CHARLOTTE — In an effort to raise awareness and attendance at its home football games, Wake Forest has initiated a marketing plan titled “I’m a Fan” for the upcoming 2019 season.
A more appropriate title would have been “Friday Night Lights.”
No, the Deacons didn’t sign Mike Winchell to play quarterback or replace coach Dave Clawson with Billy Bob Thornton. It’s because their first three games, two of which are at home, are on Friday nights.
The Deacons will open their season at BB&T Field against Utah State on Aug. 30, then play at Rice on Sept. 6 before returning to Winston-Salem for a highly anticipated and unconventional nonconference meeting with ACC rival North Carolina.
It’s a schedule that has evoked mixed emotions from everyone involved — from players, coaches and fans to the N.C. High School Athletic Association. But as Clawson points out, it’s not something he or anyone else associated with his program can control.
“Wake Forest is in such demand now to be on national television,” he said at the ACC’s recent Football Kickoff event in Charlotte. “That’s what we’ve got to do.”
Clawson was being sarcastic about his Deacons’ national profile, although they are the only ACC school to have won bowl games in each of the past three seasons. But there is truth in the assertion that television is responsible for the proliferation of Friday night dates.
The Utah State game will be one of the first aired by the new ACC Network. Rice was moved to accommodate Conference USA’s television package, while UNC, which was originally scheduled for a Thursday night, was switched to Friday at 6 p.m. by ESPN.
“Of course, I’d rather play on Saturdays,” Clawson said. “I’m a traditionalist. I would love Fridays to be for high school, Saturdays for college and Sundays for the NFL.”
Those lines are becoming more and more blurred every year, though, forcing everyone involved to make adjustments.
That’s especially true when it comes to recruiting. Instead of going to high school games and having personal contact with players on the first three Fridays of the upcoming season, Clawson and his staff will be on their own sideline trying to win games.
Then on Saturdays, those same coaches can do nothing but stand helplessly while their rivals get a leg up on recruits by hosting large groups of them at their stadiums.
“We play North Carolina on a Friday night and what a great game for us to have recruits come to,” Clawson said. “How many recruits are coming to it? They can’t, but it’s the new reality.
“We have an ACC Network. We have agreements with ESPN. We sign contracts. There’s revenue involved. You can complain about it, but these things help our program and they help support our programs.”
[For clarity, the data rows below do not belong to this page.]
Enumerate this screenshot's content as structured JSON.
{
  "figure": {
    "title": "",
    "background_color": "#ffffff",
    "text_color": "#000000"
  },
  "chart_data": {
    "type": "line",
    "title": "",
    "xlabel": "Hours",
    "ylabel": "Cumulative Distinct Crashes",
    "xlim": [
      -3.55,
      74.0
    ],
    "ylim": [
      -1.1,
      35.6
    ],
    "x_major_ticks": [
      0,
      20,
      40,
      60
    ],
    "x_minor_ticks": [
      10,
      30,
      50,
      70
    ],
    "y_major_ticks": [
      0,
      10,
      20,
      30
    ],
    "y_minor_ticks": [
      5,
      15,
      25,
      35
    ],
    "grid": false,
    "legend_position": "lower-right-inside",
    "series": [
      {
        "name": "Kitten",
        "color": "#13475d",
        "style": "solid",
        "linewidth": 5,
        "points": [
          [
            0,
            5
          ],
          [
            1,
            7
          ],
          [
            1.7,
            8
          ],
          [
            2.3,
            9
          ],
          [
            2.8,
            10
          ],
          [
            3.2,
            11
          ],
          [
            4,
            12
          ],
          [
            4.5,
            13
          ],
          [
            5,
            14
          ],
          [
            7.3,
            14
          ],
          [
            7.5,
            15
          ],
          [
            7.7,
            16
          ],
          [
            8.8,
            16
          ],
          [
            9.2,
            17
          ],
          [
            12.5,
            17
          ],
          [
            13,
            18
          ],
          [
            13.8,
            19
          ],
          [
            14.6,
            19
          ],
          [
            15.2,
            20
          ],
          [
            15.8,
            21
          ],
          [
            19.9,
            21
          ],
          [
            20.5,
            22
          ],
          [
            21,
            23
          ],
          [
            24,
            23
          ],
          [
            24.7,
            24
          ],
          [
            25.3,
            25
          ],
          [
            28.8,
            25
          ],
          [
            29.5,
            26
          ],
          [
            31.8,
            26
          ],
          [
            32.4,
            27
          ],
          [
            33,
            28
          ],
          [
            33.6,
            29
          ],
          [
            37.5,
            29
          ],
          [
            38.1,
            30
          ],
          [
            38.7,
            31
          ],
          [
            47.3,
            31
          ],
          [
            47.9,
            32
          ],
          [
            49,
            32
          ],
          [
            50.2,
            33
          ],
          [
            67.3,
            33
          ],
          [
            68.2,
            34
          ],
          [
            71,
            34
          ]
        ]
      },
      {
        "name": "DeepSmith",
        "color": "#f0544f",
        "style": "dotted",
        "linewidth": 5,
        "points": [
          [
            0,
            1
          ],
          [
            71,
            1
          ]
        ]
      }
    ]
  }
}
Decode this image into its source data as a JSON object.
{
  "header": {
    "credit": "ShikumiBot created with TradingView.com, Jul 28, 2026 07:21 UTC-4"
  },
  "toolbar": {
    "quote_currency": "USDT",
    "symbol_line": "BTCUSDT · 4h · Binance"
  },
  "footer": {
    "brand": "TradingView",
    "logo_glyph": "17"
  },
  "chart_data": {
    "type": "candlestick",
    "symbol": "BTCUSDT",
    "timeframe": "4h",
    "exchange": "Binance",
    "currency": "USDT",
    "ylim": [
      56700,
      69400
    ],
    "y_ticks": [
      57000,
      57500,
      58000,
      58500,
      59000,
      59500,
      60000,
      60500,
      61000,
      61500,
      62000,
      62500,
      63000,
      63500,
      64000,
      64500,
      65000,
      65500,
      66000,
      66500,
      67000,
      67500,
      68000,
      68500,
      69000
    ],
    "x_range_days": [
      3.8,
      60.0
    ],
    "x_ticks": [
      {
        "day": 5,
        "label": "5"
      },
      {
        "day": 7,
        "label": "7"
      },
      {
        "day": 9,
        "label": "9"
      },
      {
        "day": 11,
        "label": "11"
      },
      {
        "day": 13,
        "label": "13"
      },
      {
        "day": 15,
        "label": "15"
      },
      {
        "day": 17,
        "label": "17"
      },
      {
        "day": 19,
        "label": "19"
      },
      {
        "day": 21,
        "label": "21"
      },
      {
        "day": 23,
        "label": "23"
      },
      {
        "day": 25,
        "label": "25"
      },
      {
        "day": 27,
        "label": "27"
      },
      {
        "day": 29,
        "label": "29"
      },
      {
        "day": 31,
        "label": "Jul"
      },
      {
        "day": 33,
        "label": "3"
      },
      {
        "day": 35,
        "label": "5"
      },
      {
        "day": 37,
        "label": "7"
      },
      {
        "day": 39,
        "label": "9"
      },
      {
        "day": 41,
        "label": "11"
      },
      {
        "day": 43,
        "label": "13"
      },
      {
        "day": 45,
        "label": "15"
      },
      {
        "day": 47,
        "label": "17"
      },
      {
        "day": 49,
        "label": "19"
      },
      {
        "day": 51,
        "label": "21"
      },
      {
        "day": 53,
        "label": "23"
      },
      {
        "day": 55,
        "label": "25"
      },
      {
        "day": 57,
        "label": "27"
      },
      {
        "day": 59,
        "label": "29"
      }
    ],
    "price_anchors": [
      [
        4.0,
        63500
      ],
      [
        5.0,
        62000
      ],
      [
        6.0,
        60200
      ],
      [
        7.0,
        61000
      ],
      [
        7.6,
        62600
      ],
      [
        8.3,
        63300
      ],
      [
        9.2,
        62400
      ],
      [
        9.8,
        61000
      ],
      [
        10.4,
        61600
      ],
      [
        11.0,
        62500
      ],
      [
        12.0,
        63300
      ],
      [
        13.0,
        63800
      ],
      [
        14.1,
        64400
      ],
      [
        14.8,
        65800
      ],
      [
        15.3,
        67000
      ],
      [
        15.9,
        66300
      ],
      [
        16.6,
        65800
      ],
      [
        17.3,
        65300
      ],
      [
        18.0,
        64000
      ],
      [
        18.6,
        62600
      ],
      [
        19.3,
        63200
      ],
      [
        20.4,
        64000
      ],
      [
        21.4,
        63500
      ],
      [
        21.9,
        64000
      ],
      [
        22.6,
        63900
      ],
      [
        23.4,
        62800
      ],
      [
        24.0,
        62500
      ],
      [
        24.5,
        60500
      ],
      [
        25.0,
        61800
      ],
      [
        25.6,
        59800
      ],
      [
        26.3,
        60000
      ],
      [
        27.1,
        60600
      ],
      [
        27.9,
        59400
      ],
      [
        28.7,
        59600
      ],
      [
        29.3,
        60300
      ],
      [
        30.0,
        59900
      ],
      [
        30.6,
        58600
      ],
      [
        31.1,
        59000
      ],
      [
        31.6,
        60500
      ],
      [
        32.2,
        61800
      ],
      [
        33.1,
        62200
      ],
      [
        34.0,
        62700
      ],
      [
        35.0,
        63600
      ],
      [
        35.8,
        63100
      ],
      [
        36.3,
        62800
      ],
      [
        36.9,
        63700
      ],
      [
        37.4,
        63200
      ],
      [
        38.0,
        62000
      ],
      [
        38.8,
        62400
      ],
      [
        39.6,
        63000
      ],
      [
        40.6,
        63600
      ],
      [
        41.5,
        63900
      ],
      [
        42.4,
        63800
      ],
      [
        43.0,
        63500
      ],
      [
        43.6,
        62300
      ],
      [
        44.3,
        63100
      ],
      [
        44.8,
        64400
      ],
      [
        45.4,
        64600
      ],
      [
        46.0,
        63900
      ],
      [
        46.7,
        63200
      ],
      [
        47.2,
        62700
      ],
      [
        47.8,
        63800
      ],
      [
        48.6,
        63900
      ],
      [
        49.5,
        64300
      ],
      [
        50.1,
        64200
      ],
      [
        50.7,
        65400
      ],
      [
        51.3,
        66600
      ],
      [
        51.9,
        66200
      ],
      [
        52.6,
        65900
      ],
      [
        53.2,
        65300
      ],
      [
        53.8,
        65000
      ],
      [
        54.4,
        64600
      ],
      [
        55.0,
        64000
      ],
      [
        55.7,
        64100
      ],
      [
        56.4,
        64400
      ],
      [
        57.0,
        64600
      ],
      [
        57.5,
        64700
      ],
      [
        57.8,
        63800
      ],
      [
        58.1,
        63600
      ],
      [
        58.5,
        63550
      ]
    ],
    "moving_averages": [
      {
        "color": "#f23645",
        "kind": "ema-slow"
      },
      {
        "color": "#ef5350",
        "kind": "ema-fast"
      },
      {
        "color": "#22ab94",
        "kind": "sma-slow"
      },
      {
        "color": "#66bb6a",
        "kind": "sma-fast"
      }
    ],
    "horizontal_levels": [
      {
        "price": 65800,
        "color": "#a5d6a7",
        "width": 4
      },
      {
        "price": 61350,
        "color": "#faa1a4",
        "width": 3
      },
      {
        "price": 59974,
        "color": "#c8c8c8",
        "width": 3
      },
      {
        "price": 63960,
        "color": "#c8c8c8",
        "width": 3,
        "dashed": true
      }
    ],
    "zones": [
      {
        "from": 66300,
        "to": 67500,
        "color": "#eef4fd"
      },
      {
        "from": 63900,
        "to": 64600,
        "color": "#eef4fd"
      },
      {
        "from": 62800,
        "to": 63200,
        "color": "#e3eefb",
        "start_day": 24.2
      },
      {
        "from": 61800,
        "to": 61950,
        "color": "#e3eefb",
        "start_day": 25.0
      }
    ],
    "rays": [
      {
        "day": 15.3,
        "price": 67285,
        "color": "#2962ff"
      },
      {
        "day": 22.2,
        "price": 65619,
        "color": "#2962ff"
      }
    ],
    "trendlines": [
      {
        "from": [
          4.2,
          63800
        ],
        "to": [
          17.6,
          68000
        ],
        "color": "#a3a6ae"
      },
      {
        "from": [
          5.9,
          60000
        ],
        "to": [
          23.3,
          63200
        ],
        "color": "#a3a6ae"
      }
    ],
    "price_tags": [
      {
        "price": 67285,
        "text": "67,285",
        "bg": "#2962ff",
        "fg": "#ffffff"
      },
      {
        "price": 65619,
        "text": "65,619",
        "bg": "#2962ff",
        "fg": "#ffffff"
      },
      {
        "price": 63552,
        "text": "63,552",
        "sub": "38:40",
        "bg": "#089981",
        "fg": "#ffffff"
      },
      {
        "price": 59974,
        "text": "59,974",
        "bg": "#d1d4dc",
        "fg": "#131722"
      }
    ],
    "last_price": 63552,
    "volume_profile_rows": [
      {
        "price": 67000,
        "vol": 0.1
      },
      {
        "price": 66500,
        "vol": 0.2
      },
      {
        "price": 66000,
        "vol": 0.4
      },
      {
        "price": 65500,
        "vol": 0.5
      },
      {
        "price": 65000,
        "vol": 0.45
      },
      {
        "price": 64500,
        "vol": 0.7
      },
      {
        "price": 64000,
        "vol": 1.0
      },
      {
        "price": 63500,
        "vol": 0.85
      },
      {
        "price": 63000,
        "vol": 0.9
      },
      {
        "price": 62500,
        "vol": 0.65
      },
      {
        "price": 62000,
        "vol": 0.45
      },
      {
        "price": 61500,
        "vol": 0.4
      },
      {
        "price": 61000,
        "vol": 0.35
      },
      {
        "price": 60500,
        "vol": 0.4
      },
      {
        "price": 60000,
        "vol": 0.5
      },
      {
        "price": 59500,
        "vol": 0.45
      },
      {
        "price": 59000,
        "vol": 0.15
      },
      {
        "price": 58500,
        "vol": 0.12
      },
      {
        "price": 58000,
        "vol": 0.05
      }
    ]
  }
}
Not everyone is as philosophical about the trade-off.
High school coaches and administrators across the state have expressed their displeasure with the ACC’s decision to play on Fridays because of the effect it will have on attendance at their games.
“At the high school level, Friday night football games provide much of the revenue that underwrites other athletic opportunities for students,” NCHSAA commissioner Que Tucker said last spring, “which in turn may help to provide them with an opportunity to perhaps reach the next level of competition.”
Playing high school and college games on the same night will force some fans to make a choice on which to attend. That’s an even more difficult decision for parents with children playing at both levels.
“My mom and dad are not happy because we have a sophomore in high school — my brother — who’s playing on Friday nights, so that’s where it stinks,” said Deacons running back Cade Carney, a native of Advance in Davie County. “They’re going to have to make a decision. They’re torn which game to go to. I hate it for the families that have brothers.”
As for Carney, playing on Friday nights won’t feel any different than playing any other night of the week, especially since all of the Deacons’ Friday dates are in consecutive weeks at the start of the season.
“From the perspective of a guy who’ll be playing in them, it will be Saturday to me because we start the season with it and there’s no adjustment,” he said.
According to teammate Justin Strnad, there’s at least one major upside to Wake’s unconventional early schedule.
“I’ll take Friday night over noon 100-degree game any day of the week,” the senior linebacker said. “I think it’s going to be an awesome opportunity.”